Publix isn't the only company navigating a food safety incident. There have been a number of recalls recently, impacting brands from Kellogg to Hy-Vee. Such occurrences not only threaten consumer safety, but also cause a major dent to the bottom line and can significantly damage a company's reputation as well.
The average cost of a recall can be as much as $10 million if brand damage and lost sales are figured in, according to a 2011 study from the Food Marketing Institute and Grocery Manufacturers Association. SpartanNash experienced $2.9 million in losses due to a voluntary recall in this year's second quarter.
Publix is taking the necessary steps to rectify this situation and the public is typically quick to forgive. And, though they will likely suffer in the near term, beef sales will recover. Americans’ appetites for beef are strong despite a growing number of those who identify as vegetarian/vegan.
Still, as these risks persist – and grow as the industry itself continues to grow – it is more critical than ever for grocers to proactively work with (and monitor) suppliers and to ensure beef suppliers are committed to production best practices. There is also an abundance of new Food Safety and Inspection technologies that are available that can significantly improvement meat safety, and grocers should favor suppliers leveraging these applications.

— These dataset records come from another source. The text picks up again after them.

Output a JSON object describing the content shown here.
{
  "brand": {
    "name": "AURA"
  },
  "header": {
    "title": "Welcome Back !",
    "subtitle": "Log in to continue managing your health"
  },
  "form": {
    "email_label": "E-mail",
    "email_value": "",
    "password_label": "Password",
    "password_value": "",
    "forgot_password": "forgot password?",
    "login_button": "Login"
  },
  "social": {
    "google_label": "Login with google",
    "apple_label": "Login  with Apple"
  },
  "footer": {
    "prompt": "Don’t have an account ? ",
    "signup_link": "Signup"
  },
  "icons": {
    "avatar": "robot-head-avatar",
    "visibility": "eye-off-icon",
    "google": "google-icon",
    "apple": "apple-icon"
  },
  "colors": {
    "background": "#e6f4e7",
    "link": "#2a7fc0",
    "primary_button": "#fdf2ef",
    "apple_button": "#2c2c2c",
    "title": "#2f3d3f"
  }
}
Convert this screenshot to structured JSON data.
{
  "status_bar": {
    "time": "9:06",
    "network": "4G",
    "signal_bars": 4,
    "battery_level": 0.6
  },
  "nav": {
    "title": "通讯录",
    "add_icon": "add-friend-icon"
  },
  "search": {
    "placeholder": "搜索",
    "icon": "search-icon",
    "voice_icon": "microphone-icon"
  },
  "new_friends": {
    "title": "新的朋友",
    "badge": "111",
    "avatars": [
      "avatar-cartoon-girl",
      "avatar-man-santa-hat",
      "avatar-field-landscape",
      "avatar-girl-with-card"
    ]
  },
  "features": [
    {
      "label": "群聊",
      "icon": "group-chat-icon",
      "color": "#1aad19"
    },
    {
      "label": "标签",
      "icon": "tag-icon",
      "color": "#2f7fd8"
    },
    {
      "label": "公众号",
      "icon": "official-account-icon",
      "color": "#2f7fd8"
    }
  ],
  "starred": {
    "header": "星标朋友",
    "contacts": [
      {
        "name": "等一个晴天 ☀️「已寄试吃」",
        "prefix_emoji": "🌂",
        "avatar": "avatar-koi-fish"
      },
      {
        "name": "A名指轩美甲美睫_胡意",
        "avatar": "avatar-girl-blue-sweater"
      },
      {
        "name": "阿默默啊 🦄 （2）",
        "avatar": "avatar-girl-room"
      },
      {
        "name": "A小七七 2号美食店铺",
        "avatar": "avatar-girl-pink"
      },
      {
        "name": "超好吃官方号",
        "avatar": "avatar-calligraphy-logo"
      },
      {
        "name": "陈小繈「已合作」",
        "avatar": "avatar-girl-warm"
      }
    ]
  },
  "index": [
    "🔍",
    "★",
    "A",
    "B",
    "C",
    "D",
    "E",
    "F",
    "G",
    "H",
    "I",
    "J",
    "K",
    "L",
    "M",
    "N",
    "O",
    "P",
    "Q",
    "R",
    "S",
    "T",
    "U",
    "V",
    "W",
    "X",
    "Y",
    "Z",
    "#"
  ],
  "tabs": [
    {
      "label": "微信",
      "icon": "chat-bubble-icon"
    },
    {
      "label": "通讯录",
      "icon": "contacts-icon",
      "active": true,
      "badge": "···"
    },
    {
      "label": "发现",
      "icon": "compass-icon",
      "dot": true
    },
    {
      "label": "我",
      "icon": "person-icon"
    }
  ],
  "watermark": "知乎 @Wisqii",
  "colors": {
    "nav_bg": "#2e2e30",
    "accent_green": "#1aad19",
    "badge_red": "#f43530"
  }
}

Training also continues to be critical at the store-level employee and manager level. The most common way for contamination to spread is by in-store workers who incorrectly sanitize their hands, utensils or equipment as they handle food, according to Progressive Grocer. Well-trained managers at the store level can help keep standards in place. For bigger grocery chains, equipment manufacturers at larger grocery chains can provide on-site training, as well as training videos or YouTube links. Other helpful tips include placing reminders, cleaning schedules, checklists and instructions posted near equipment.
Grocers should be copiously transparent about these educational efforts to alleviate potential consumer anxiety and quickly restore trust. These companies may not be able to control every potential food safety violation, but consumers deserve to know that they're at least trying.